Handling Imbalanced Pseudolabels for Vision-Language Models with Concept Alignment and Confusion-Aware Calibrated Margin
This work addresses performance degradation in vision-language models for downstream tasks due to imbalanced pseudolabels, offering a solution that is incremental but provides specific gains.
The paper tackles the problem of imbalanced pseudolabels in vision-language models, which degrade performance, by proposing a framework with concept alignment and confusion-aware calibrated margin mechanisms, achieving a 6.29% relative improvement over state-of-the-art methods on six benchmark datasets.

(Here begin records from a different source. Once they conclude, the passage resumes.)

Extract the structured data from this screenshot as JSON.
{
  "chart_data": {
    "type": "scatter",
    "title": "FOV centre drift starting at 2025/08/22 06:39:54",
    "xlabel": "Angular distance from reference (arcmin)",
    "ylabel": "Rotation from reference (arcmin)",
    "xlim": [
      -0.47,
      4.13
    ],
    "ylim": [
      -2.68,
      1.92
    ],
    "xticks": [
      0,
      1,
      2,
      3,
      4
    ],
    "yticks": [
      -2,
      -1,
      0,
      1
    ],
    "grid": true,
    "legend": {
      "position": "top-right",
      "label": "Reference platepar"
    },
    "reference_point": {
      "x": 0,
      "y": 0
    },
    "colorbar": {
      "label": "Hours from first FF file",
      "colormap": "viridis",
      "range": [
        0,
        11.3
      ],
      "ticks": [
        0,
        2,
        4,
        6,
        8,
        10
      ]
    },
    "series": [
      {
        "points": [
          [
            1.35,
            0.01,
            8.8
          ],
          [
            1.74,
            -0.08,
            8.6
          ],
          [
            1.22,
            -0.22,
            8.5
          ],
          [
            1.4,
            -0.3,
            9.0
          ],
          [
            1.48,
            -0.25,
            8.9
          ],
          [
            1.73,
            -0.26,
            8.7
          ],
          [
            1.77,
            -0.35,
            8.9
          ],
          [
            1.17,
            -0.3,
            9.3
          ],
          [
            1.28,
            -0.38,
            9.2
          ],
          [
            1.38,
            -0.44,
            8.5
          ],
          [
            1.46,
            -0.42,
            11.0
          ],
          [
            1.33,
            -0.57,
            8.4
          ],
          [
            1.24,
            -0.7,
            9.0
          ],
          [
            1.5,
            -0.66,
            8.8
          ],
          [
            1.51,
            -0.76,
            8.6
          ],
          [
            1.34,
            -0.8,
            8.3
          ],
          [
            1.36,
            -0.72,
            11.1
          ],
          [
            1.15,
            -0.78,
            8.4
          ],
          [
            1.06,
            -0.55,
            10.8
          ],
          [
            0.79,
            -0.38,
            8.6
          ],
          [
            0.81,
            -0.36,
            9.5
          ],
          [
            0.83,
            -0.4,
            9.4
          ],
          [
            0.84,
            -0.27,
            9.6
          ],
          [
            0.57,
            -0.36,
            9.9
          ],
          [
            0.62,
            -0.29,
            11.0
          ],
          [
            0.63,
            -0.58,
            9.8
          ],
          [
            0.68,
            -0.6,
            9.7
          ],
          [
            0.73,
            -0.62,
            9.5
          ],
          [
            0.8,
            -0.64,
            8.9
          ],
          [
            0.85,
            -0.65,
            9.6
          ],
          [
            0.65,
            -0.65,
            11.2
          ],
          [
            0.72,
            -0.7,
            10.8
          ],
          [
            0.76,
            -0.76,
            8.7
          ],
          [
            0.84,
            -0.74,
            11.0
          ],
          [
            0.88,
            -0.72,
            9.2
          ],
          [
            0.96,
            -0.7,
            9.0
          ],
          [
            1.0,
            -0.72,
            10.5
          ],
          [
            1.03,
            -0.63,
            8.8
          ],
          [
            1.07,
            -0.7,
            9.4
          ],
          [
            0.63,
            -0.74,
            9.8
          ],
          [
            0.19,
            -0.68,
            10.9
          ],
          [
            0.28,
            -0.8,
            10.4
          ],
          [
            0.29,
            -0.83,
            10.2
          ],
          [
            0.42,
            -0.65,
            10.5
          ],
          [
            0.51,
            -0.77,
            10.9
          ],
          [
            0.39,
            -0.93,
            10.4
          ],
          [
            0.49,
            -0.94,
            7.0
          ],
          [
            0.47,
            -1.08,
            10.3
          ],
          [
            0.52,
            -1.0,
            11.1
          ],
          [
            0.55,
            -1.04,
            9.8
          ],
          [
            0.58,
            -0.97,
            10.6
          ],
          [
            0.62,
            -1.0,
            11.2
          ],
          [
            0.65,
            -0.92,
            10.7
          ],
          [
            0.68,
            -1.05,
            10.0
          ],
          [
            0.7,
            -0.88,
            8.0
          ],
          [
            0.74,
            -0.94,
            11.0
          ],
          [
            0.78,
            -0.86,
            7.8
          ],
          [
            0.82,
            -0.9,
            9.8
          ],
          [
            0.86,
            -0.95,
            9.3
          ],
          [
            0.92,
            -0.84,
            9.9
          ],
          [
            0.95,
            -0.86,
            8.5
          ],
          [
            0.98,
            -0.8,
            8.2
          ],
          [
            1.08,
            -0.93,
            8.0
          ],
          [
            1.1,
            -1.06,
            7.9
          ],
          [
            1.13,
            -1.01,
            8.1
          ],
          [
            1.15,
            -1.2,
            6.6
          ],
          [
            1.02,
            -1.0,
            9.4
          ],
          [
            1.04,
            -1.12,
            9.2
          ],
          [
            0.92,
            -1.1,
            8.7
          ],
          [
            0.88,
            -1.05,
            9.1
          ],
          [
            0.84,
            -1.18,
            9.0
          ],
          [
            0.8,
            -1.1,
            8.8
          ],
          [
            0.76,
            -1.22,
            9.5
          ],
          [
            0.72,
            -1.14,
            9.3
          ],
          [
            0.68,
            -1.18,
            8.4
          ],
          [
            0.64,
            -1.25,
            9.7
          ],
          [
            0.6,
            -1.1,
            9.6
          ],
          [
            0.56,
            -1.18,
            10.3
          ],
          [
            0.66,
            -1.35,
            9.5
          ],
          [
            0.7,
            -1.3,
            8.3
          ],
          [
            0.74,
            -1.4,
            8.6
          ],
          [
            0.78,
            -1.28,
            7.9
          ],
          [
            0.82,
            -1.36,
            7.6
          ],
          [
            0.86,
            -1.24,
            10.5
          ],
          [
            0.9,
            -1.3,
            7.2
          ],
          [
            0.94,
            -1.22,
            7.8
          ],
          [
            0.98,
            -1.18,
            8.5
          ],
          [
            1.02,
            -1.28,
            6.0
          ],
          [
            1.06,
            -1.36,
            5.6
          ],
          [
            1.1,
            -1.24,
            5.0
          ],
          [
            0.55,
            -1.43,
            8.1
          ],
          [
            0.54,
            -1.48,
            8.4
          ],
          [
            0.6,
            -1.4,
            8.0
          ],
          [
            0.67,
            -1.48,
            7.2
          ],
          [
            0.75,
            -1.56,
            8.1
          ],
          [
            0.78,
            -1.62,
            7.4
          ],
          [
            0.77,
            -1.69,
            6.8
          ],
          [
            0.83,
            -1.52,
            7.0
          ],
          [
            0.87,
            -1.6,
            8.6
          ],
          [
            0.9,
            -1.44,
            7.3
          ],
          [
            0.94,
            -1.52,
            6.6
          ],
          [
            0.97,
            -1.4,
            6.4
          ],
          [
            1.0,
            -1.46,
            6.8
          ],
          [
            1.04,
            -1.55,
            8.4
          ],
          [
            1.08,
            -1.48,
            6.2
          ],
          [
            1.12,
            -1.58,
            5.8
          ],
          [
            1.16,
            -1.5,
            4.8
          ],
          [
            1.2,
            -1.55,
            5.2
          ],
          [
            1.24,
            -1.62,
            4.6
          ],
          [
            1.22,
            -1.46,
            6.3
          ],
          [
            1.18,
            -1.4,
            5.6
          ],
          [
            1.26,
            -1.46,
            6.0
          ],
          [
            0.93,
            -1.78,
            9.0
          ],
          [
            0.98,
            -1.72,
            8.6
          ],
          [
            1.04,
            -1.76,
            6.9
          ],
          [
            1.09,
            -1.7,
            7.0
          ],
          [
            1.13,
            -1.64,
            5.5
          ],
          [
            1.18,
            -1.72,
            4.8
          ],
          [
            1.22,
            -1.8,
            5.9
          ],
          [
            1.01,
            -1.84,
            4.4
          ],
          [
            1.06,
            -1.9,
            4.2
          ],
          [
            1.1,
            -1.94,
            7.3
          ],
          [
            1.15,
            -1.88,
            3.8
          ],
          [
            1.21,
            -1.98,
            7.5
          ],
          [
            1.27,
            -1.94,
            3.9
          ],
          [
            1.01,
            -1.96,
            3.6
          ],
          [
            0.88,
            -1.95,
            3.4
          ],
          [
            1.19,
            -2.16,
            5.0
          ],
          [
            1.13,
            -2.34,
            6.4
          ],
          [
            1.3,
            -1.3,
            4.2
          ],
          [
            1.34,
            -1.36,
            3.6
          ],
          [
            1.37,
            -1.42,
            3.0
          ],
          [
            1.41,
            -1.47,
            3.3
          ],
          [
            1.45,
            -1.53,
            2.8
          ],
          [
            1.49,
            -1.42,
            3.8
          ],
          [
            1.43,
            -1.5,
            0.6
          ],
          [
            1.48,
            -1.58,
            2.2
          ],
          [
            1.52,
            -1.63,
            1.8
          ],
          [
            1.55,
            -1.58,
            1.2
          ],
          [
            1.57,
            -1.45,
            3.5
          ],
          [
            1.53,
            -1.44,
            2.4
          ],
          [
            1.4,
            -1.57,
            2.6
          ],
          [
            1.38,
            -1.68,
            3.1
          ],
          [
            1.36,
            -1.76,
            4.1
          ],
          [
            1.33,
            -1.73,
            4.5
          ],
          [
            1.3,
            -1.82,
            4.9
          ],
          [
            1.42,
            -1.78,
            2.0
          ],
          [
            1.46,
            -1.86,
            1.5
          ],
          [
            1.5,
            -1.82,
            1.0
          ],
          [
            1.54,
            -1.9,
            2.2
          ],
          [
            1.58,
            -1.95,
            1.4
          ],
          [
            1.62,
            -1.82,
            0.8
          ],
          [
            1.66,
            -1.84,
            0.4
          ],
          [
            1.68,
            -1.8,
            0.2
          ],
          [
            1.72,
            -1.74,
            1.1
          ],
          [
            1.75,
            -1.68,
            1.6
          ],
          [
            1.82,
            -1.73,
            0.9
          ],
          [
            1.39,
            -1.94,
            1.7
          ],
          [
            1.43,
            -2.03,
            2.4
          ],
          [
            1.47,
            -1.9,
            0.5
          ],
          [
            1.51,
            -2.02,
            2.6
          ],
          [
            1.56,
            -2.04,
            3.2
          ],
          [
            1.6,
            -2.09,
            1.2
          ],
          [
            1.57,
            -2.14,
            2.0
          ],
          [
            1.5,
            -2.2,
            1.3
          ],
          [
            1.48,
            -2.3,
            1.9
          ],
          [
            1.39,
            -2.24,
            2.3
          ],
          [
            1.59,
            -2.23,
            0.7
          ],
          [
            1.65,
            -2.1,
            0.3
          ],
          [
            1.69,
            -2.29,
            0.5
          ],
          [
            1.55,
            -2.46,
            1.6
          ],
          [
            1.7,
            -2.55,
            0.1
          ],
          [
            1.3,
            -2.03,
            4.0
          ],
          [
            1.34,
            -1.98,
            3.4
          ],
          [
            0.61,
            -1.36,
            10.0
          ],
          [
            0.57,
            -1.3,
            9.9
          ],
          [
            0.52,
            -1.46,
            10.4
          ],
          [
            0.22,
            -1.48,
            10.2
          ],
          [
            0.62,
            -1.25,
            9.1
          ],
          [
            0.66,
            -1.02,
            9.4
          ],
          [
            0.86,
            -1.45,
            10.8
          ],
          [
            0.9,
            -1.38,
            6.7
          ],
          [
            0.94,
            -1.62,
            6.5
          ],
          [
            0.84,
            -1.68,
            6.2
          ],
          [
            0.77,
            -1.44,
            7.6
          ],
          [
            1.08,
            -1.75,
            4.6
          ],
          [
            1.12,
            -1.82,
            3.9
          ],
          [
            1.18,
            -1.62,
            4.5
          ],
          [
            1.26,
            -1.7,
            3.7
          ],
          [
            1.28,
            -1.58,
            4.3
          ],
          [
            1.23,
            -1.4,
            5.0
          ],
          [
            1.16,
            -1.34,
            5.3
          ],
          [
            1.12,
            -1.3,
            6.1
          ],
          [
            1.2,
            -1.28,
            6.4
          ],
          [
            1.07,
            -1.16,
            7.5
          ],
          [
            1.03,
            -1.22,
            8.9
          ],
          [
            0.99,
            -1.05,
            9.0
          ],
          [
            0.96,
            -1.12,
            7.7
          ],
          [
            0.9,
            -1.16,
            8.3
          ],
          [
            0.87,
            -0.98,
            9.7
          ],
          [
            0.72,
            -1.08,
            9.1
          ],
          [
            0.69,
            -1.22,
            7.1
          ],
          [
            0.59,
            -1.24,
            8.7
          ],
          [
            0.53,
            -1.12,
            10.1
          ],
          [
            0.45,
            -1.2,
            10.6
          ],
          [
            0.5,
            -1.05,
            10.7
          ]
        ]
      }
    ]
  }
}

Adapting vision-language models (VLMs) to downstream tasks with pseudolabels has gained increasing attention. A major obstacle is that the pseudolabels generated by VLMs tend to be imbalanced, leading to inferior performance. While existing methods have explored various strategies to address this, the underlying causes of imbalance remain insufficiently investigated. To fill this gap, we delve into imbalanced pseudolabels and identify two primary contributing factors: concept mismatch and concept confusion. To mitigate these two issues, we propose a novel framework incorporating concept alignment and confusion-aware calibrated margin mechanisms. The core of our approach lies in enhancing underperforming classes and promoting balanced predictions across categories, thus mitigating imbalance. Extensive experiments on six benchmark datasets with three learning paradigms demonstrate that the proposed method effectively enhances the accuracy and balance of pseudolabels, achieving a relative improvement of 6.29% over the SoTA method. Our code is avaliable at https://anonymous.4open.science/r/CAP-C642/